In addition, changing the value of the object to sendAndReceiveUnsecuredMsgs may results in DOS in a SEND-only deployment scenario, since the node
could not communicate with other nodes in the link that only accept secured ND messages.</t>
<t>sendInterfaceNonSendCompatTable. Write access from an unauthorized party to disable SEND validation in a per-link basis can be used to enable all
kind of attacks for which SEND provides protection. Additionally, if the value of the object is unintendedly changed from acceptSecuredAndUnsecured to
acceptOnlySecured, the node will loose the communication with non-SEND devices in the link considered.</t>
<t>sendIgnoreUnsecuredDadFirstTentative. As RFC 3971, section 9.2.3 states, if the node state is maliciously changed to ignore unsecured Neighbor Advertisements when DAD is being performed, a potential address collision between a SEND node and a non-SEND node may occur.
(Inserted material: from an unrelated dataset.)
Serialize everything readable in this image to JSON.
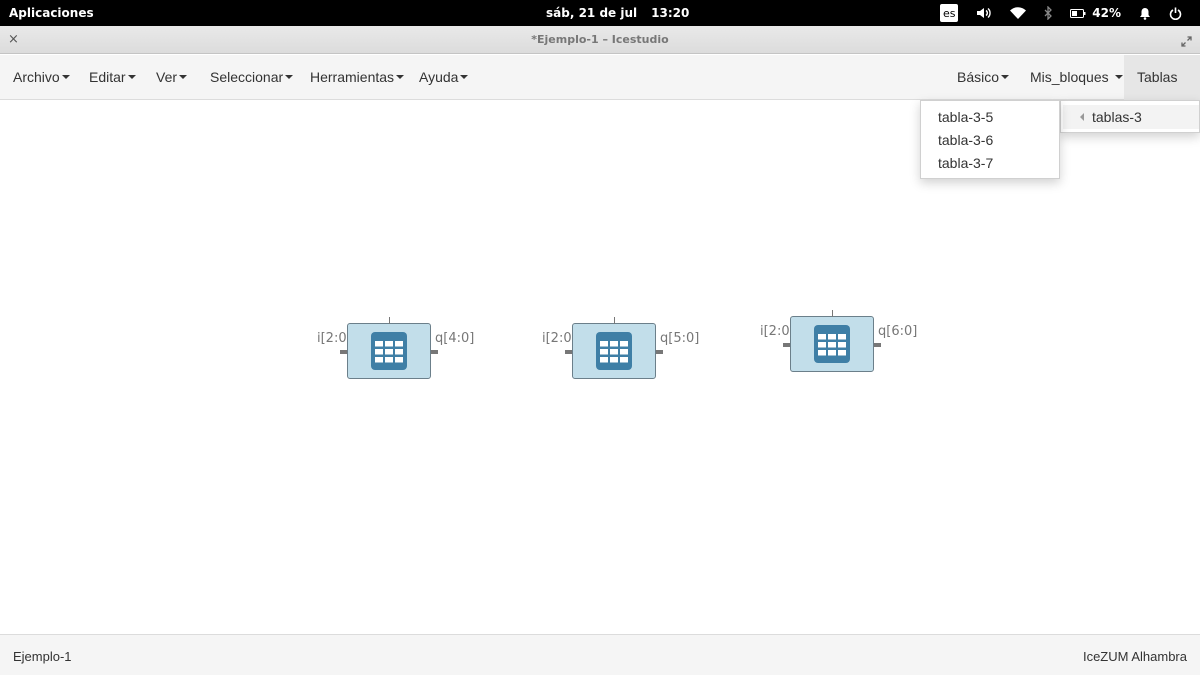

The probability and effects of such an address collision are discussed in <xref target="RFC3972"></xref>. On the other side, if the node is maliciously changed to accept unsecured Neighbor Advertisements as response to DAD, a node controlled by an attacker can force the generation of a second CGA even if no real collision occurred in the network. Since DAD for the second CGA generated will only process secured responses, regardless the state of this object, this change only impacts in performance.</t>
<t>Some of the readable objects in this MIB module (i.e., objects with a
MAX-ACCESS other than not-accessible) may be considered sensitive or
vulnerable in some network environments. It is thus important to
control even GET and/or NOTIFY access to these objects and possibly
to even encrypt the values of these objects when sending them over
the network via SNMP. These are the tables and objects and their
sensitivity/vulnerability:</t>
<t>sendCgaVerificationMinbits. Read access to this object by an unauthorized node can provide information about the minimum key length to use in a brute force attack to a CGA.</t>
<t>Read access to objects that specify the authorization policy of the node could provide information to an attacker, although the attacker could gain the
same information by directly performing the attacks enabled by the actual configuration of the system (for example, sending unsecured messages without knowing
if the node accepts them or not in a given interface.</t>
<t>SNMP versions prior to SNMPv3 did not include adequate security.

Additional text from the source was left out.